More importantly, Arvay had to name the elephant in the room: that federal government response seems focused on whether the court’s original decision should be implemented, when the only constitutionally legitimate question for governments is how.
No longer prime minister, Harper and his disdain for Charter of Rights limitations on government power continues to haunt the court, putting it in a near impossible political position. If the court grants the requested government extension, then the court might be seen to be endorsing dilatory government behaviour. If the court turns down the government request, then it might appear insufficiently deferential.
What’s more, the situation was avoidable. The federal government did not have to go to court. It could have invoked the notwithstanding clause (Section 33 of the charter permits governments to override a judicial decision and to violate a charter right). But that route would have led to political awkwardness for the government. Instead, the awkwardness has been transferred to the court.
In reminding the court that the issue is continued unconstitutional, intolerable human suffering, Arvay made clear the court’s role. Although that role originated in political decision-making, it is not about politics. The court’s constitutional duty is to decide when government violates human rights.
In weighing the failure of two successive federal governments to do their homework, the court is obligated to weigh also the terrible plight of a few Canadians.
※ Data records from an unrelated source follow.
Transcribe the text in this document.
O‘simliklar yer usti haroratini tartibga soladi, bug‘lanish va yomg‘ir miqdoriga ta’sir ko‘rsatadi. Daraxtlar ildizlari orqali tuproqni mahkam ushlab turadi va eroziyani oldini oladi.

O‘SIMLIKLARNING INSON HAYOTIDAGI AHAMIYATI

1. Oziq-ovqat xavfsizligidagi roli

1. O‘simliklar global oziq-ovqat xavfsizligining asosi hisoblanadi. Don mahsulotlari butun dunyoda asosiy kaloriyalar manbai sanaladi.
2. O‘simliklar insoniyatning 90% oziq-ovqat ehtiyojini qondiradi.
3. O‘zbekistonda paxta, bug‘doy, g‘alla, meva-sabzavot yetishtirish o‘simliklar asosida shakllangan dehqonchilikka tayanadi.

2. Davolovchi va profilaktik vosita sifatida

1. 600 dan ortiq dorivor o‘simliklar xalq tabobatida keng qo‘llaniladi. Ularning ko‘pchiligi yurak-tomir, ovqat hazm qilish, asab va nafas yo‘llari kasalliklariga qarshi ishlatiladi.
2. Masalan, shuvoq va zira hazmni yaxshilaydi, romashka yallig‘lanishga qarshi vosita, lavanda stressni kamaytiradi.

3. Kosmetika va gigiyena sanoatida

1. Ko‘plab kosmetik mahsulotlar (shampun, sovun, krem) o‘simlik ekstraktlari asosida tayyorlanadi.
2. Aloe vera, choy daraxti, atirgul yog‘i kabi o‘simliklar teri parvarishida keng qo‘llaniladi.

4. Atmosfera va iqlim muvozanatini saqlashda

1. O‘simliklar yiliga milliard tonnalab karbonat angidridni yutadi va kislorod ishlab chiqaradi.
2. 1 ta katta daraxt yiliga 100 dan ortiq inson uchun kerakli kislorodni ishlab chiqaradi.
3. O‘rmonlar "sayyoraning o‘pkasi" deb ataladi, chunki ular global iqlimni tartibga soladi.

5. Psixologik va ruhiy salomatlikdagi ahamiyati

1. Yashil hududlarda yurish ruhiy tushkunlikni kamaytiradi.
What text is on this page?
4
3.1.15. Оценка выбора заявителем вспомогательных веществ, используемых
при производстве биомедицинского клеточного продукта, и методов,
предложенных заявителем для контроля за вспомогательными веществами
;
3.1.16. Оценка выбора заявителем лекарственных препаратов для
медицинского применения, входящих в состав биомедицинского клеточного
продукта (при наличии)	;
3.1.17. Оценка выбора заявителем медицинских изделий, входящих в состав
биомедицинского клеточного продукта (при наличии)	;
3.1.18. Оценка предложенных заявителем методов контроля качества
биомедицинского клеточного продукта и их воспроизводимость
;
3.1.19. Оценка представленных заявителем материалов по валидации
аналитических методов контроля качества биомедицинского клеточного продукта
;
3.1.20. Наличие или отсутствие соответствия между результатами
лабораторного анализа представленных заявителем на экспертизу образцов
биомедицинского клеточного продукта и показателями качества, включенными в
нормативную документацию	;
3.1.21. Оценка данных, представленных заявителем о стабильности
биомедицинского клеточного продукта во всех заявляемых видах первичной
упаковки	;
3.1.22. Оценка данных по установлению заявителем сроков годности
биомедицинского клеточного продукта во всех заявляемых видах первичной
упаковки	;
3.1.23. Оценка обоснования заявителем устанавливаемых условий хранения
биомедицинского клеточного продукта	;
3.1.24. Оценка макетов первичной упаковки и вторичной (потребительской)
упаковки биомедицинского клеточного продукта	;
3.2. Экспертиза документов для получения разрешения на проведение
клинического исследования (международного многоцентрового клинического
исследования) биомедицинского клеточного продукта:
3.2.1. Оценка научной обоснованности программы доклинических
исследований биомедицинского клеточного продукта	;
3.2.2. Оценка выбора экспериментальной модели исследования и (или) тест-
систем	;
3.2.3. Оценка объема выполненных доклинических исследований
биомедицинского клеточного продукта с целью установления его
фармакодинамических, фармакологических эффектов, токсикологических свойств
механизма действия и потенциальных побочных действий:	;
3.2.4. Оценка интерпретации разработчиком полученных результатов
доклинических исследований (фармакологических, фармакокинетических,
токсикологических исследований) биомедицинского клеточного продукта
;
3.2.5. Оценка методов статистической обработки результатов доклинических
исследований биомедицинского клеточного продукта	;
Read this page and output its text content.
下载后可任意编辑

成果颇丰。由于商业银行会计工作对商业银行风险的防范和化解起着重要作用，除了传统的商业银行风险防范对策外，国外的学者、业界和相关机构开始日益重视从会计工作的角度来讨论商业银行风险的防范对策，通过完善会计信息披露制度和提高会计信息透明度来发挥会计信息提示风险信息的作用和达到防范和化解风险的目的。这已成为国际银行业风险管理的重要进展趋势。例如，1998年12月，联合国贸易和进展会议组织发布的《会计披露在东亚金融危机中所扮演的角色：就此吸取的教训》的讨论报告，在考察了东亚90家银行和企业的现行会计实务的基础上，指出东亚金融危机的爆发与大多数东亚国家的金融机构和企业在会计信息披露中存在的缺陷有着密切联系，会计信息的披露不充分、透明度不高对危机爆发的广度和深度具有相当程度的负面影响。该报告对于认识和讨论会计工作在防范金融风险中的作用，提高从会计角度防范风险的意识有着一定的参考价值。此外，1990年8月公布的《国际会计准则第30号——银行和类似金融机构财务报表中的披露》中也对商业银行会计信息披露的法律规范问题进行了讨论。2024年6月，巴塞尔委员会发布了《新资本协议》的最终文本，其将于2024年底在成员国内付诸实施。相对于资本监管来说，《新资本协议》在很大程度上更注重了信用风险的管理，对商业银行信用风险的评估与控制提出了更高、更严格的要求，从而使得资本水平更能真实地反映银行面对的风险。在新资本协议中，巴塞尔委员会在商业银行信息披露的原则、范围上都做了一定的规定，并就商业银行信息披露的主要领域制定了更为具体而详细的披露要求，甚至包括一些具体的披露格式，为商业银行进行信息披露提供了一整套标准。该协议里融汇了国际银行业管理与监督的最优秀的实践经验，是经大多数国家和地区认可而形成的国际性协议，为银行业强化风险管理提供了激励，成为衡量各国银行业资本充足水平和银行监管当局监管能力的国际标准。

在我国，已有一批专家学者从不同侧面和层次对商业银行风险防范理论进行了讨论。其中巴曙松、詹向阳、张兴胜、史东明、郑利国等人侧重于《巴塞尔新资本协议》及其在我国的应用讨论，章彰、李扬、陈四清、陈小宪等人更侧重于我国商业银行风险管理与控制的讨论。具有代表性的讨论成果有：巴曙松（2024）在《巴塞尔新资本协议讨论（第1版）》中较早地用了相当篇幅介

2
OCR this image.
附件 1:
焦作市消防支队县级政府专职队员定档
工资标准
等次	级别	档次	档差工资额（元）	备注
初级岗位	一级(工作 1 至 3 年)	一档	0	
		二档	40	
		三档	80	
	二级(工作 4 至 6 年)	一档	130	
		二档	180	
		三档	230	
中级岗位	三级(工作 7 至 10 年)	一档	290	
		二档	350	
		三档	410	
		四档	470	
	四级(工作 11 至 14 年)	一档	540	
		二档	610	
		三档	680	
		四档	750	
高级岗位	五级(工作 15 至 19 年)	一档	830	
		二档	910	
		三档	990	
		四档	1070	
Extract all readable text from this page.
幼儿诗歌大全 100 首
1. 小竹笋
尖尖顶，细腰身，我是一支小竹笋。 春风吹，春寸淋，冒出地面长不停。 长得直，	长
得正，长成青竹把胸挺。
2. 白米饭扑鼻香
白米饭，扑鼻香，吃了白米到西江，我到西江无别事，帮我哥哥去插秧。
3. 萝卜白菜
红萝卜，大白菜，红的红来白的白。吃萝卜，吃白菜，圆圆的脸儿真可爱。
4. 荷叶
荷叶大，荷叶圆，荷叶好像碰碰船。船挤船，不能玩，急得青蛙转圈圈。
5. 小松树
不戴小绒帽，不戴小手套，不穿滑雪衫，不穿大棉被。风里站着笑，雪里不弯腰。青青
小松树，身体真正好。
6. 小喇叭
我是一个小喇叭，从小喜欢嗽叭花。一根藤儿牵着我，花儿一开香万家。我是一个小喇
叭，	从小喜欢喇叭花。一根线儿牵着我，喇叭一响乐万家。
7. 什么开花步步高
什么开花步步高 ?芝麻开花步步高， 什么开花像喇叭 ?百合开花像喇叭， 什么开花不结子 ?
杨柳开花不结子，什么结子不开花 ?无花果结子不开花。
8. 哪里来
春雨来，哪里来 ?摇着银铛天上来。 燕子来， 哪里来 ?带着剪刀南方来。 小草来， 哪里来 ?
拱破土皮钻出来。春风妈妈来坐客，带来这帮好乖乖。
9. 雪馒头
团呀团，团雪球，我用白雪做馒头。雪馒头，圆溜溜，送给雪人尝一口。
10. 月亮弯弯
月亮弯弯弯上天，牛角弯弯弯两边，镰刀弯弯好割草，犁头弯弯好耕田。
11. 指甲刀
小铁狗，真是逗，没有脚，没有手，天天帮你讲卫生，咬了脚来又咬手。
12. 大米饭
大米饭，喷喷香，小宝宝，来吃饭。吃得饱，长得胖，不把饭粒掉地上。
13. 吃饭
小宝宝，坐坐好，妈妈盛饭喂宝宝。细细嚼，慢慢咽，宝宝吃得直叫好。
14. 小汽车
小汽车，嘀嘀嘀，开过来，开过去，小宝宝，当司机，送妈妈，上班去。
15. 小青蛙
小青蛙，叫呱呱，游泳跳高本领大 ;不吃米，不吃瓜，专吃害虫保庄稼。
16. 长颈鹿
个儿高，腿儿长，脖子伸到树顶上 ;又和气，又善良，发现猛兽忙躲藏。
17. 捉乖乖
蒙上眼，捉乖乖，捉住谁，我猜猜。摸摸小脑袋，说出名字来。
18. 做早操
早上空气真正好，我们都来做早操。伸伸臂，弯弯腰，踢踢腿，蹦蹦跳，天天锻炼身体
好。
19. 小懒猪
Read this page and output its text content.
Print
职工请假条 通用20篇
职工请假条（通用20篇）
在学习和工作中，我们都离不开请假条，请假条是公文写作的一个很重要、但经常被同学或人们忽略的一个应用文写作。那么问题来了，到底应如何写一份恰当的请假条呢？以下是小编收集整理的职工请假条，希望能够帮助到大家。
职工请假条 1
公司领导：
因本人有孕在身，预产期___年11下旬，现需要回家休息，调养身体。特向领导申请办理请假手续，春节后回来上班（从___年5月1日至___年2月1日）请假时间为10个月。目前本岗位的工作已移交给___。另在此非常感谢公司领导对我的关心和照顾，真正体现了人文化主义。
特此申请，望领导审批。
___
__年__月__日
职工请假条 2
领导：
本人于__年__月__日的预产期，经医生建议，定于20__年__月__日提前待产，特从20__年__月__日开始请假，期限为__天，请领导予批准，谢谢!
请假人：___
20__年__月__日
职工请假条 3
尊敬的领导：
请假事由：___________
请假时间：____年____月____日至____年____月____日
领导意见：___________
Like those people who leapt from the burning World Trade Center on 9/11, some unfortunate souls have only limited and horrible options. As Arvay argued, “No one wants to die if living is better.”
A government that can respond to the suffering and death of a little boy on a Turkish beach by admitting thousands of refugees rapidly can probably respond rapidly again. This time, the challenge is to permit a clearly-and-narrowly-defined, small group of Canadians suffering intolerably to exercise their constitutional right to physician assistance in dying.
Juliet Guichon is an assistant professor at the Cumming School of Medicine at the University of Calgary.